Back in Illinois, Pasterski has been using a TOF-SIMS and a machine learning algorithm to study those ancient clay samples. This combination can determine with greater than 80% accuracy if a section of clay contains primarily organic or inorganic material. It also successfully recognized sterane-based biosignatures with greater than 95% accuracy, according to research he presented at the 2022 Fall Meeting of the American Geophysical Union in Chicago. Pasterski believes these preliminary results show that further development could make machine learning approaches a powerful tool for seeking out signs of life in geological samples.
In particular, he thinks machine learning methods would be helpful in an extreme experimental setting: another planet. When probes like those on NASA’s Perseverance rover study samples on Mars, the extreme distance from Earth slows data transmission, making it difficult for scientists on Earth to guide the machine on how to analyze materials. Also, while these probes carry powerful instruments, engineers can fit only so much on these remote labs because of weight limitations during launch. A machine learning program directing a mass spectrometer on a rover could help make sample analysis more efficient with the onboard equipment and less reliant on human guidance, Pasterski thinks.

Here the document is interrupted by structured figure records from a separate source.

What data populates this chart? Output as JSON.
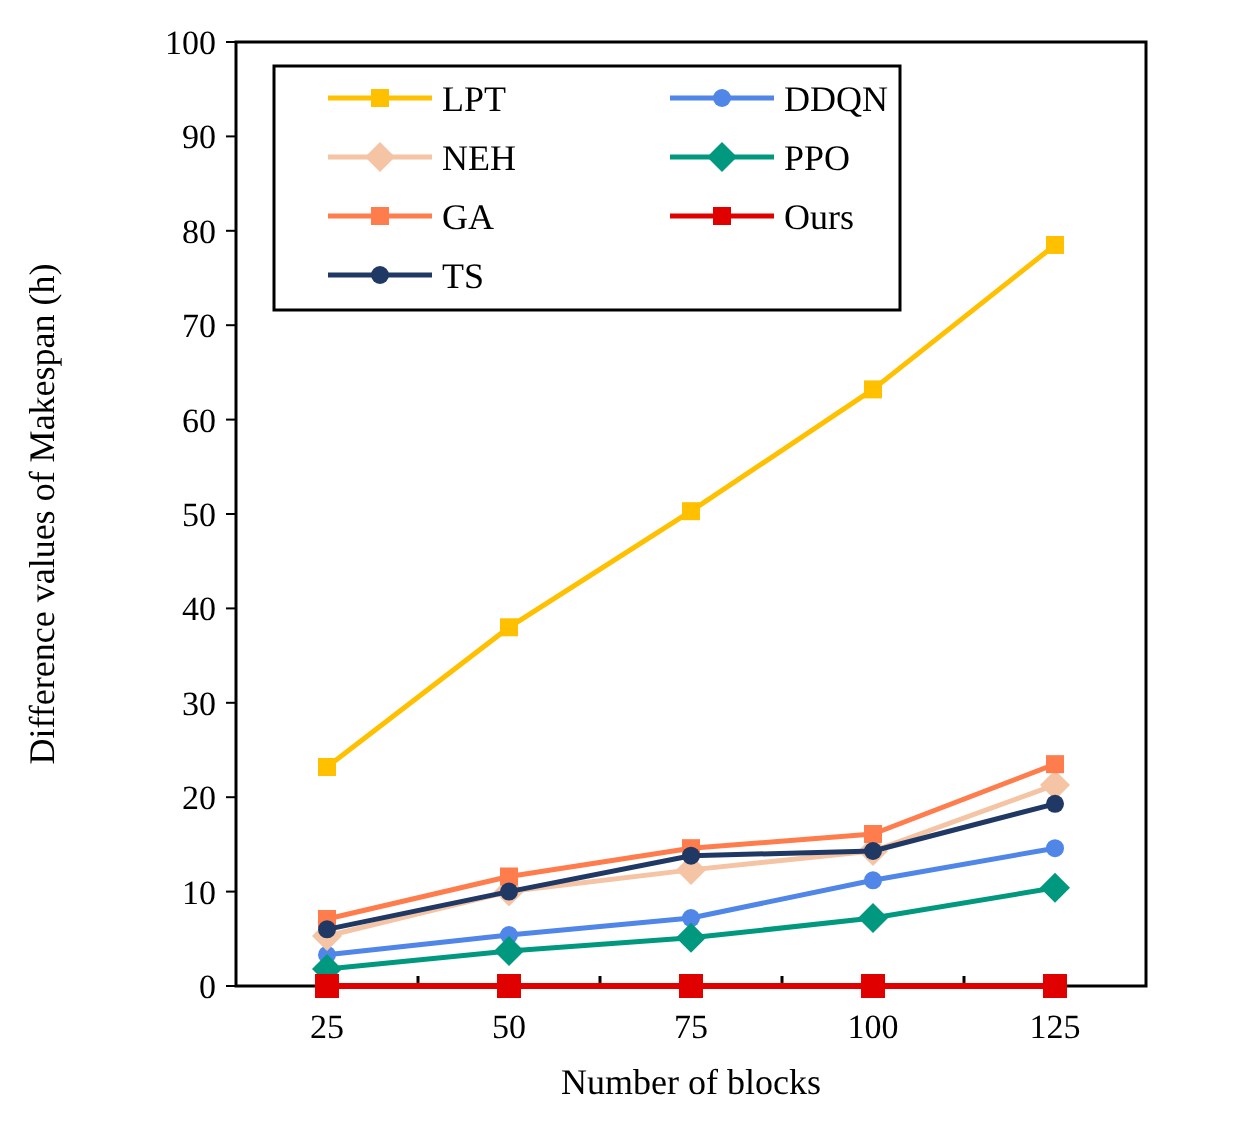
{
  "chart_data": {
    "type": "line",
    "xlabel": "Number of blocks",
    "ylabel": "Difference values of Makespan (h)",
    "categories": [
      "25",
      "50",
      "75",
      "100",
      "125"
    ],
    "series": [
      {
        "name": "LPT",
        "color": "#ffc000",
        "marker": "square",
        "values": [
          23.2,
          38.0,
          50.3,
          63.2,
          78.5
        ]
      },
      {
        "name": "DDQN",
        "color": "#4f86e8",
        "marker": "circle",
        "values": [
          3.3,
          5.4,
          7.2,
          11.2,
          14.6
        ]
      },
      {
        "name": "NEH",
        "color": "#f4c4a4",
        "marker": "diamond",
        "values": [
          5.3,
          10.0,
          12.3,
          14.3,
          21.3
        ]
      },
      {
        "name": "PPO",
        "color": "#009980",
        "marker": "diamond",
        "values": [
          1.8,
          3.7,
          5.1,
          7.2,
          10.4
        ]
      },
      {
        "name": "GA",
        "color": "#ff7c4c",
        "marker": "square",
        "values": [
          7.1,
          11.6,
          14.6,
          16.1,
          23.5
        ]
      },
      {
        "name": "Ours",
        "color": "#e00000",
        "marker": "square",
        "values": [
          0,
          0,
          0,
          0,
          0
        ]
      },
      {
        "name": "TS",
        "color": "#203864",
        "marker": "circle",
        "values": [
          6.0,
          10.0,
          13.8,
          14.3,
          19.3
        ]
      }
    ],
    "ylim": [
      0,
      100
    ],
    "yticks": [
      0,
      10,
      20,
      30,
      40,
      50,
      60,
      70,
      80,
      90,
      100
    ],
    "grid": false,
    "legend": "top left",
    "line_style": "solid"
  }
}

But computational scientists caution that machine learning won’t solve all of chemists’ experimental challenges. Scientists shouldn’t reach for machine learning just to use machine learning, MIT’s Coley says. “We’re really trying to identify the places where it excels and where it provides benefits over the existing techniques,” he says. And humans are still better at many tasks.
“I like to say that artificial intelligence is actually augmented intelligence,” Ziatdinov says. For as good as computers may be at crunching numbers at dizzying speeds, human scientists will always be the ones asking the questions.